Polemiche sulla stesura, polemiche sull’approvazione, polemiche sulla firma. La legge elettorale non nasce sotto i migliori auspici o, quantomeno, non appare rappresentare quelle regole del gioco condivise che dovrebbero essere rispettate da ogni schieramento politico, a prescindere dal proprio colore.
Il Movimento 5 Stelle è, comunque, il primo partito in Italia.
Nonostante i suoi rappresentanti affermino, quotidianamente, che la legge elettorale sia stata pensata per evitare un governo pentastellato, i numeri li smentiscono.
Il dato più recente, ossia quello delle regionali siciliane, mostra come il Movimento, se ci fermiamo ai voti espressi in favore del singolo partito, superi nettamente i due principali oppositori, ossia PD e Forza Italia.
Quindi, ciò che temono i grillini è quello strumento aggregativo, a nome coalizione, che garantirebbe al centrosinistra, o al centrodestra, di imporsi alla prossima tornata elettorale.
Facile a dirsi, più difficile a farsi. Il PD, oltre alla continua emorragia di iscritti (da ultimo anche il presidente del Senato), non sembra trovare alleati di spessore.
Il problema di Forza Italia è, invece, quello della governabilità. Facendo squadra con la Lega e Fratelli d’Italia avrebbe i numeri per superare gli antagonisti, ma la maggioranza dei seggi è ben lontana.
Inevitabilmente si ritornerebbe a parlare di larghe intese, ma se da un lato a Berlusconi è tutt’altro che indigesta una chiacchierata con il leader dem, dall’altra, Salvini e Meloni, potrebbero far saltare il banco.
Poche soluzioni quindi, e di complicata attuazione, ma, dal punto di vista tecnico, cosa prevede la nuova legge elettorale?
Il sistema è misto, per due terzi proporzionale, per il restante, invece, ci si affida ai collegi uninominali. In questi ultimi otterrà il seggio solamente il candidato che riceverà il maggior numero di voti, ma, a differenza di quanto previsto già dalla legge Mattarella, in vigore in Italia tra il 1993 e il 2005, non è previsto il meccanismo dello scorporo.
Questo espediente garantiva di sottrarre, dai voti ottenuti da una lista nel proporzionale, i voti dei candidati, collegati alla stessa lista, eletti, però, nei collegi uninominali a sistema maggioritario.

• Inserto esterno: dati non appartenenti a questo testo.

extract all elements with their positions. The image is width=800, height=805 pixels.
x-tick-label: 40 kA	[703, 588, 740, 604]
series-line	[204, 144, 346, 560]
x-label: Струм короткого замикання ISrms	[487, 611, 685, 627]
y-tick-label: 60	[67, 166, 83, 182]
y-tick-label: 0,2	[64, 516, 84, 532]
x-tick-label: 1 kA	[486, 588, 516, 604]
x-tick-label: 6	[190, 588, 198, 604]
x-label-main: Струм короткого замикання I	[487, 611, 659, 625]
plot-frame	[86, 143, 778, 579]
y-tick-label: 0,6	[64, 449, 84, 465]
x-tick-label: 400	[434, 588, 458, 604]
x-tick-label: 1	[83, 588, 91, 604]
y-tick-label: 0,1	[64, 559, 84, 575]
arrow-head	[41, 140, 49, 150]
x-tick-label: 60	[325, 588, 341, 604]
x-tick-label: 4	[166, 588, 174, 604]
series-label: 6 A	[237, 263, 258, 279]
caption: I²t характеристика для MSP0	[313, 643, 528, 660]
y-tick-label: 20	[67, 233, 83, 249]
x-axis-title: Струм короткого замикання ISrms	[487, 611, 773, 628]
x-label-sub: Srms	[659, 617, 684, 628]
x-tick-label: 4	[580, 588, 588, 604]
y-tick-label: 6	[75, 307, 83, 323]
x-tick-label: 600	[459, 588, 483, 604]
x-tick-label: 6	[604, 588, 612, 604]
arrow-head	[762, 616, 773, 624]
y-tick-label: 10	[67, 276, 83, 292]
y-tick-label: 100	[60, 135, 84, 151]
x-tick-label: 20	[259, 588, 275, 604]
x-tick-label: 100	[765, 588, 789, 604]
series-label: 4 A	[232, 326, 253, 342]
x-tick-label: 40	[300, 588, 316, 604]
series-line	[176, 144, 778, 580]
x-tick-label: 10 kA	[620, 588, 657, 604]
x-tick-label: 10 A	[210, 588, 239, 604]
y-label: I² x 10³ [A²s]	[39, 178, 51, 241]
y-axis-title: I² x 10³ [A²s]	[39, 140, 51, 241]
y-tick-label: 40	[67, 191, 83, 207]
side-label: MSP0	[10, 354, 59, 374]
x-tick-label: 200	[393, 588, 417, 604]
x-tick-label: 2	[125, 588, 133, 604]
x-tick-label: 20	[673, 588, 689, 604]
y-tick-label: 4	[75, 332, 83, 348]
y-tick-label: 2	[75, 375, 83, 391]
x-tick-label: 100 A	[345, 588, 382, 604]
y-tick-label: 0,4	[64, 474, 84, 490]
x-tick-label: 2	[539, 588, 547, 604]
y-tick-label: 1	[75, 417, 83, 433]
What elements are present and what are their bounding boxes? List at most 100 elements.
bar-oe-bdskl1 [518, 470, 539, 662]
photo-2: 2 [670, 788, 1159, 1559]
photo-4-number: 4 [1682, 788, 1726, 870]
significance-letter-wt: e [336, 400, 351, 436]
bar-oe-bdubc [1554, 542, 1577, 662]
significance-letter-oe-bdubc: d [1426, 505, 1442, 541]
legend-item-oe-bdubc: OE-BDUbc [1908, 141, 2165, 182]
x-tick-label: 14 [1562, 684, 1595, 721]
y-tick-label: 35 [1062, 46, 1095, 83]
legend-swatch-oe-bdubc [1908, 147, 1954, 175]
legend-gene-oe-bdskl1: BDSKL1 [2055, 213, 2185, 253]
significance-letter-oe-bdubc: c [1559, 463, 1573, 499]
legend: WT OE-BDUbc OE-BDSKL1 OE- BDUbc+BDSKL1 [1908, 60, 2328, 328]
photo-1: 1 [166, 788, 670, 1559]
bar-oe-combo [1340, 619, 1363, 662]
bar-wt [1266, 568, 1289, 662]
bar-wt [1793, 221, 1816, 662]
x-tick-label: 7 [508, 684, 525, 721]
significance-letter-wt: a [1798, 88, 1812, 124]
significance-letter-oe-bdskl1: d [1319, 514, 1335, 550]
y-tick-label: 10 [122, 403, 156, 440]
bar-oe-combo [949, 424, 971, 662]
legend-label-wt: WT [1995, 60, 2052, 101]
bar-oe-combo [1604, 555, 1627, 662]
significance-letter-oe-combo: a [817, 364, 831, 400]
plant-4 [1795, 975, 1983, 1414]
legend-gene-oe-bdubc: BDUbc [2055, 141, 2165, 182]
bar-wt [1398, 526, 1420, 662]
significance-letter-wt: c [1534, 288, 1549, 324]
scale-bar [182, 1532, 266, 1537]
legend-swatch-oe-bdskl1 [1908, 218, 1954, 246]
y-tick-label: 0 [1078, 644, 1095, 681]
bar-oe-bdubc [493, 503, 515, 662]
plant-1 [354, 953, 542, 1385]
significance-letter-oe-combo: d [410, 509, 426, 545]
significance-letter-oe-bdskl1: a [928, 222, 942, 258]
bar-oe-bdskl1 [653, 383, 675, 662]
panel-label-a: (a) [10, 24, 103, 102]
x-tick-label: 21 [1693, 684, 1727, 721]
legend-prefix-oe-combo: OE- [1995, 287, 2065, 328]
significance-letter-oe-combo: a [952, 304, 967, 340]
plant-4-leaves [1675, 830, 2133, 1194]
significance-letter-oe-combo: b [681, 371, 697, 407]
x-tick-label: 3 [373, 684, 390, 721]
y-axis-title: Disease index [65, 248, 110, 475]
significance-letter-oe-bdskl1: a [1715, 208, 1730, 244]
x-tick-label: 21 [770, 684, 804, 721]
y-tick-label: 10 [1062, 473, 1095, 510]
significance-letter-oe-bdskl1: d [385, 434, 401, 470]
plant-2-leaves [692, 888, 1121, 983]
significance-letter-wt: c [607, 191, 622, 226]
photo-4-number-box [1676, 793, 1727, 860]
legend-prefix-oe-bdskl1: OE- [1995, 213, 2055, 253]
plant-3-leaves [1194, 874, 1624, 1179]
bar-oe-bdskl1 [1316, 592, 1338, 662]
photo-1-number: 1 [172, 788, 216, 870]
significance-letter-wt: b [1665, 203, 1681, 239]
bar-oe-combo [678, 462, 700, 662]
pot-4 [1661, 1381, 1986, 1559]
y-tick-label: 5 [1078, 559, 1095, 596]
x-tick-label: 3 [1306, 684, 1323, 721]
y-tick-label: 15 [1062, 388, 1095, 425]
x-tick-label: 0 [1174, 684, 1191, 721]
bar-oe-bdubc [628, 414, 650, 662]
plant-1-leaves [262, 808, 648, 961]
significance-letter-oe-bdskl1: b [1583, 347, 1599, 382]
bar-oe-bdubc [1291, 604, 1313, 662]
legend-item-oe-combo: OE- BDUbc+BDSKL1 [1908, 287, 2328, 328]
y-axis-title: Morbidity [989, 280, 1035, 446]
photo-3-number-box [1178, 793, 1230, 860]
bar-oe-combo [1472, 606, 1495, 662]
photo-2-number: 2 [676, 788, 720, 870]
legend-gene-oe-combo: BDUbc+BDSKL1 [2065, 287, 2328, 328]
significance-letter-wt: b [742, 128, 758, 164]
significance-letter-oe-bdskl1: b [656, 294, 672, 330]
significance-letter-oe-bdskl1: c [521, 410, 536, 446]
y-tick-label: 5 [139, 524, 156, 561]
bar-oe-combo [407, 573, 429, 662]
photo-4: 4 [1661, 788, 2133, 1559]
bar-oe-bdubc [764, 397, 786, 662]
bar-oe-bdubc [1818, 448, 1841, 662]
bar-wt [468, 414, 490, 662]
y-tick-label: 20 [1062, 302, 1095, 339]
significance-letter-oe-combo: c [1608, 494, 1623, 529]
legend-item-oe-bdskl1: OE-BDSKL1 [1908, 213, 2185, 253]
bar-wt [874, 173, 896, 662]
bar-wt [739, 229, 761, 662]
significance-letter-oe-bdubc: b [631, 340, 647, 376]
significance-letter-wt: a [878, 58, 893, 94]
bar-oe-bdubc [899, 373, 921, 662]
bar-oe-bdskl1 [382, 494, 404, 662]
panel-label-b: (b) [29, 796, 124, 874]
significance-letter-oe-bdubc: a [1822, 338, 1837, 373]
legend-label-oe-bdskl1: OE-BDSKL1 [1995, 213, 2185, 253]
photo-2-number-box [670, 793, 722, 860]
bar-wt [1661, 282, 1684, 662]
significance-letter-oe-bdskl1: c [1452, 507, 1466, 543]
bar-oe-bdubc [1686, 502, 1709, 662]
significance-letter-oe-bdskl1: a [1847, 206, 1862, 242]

La finalità doveva essere quella di garantire una rappresentanza alle liste con un numero esiguo di candidati eletti con il maggioritario, coerentemente con gli obiettivi perseguiti dall’applicazione della quota proporzionale.
Fatta la legge, trovato l’inganno. I partiti, infatti, grazie alle cosiddette “liste civetta”, non collegano i propri candidati nei collegi uninominali, a cui sarebbero sottratti voti, a liste di partiti reali, ma li agganciano a liste fittizie, alle quali non fa riferimento alcun sodalizio politico e che non supereranno mai la soglia di sbarramento, prevista al 4% per la quota proporzionale, al di sotto della quale non si attribuiscono seggi.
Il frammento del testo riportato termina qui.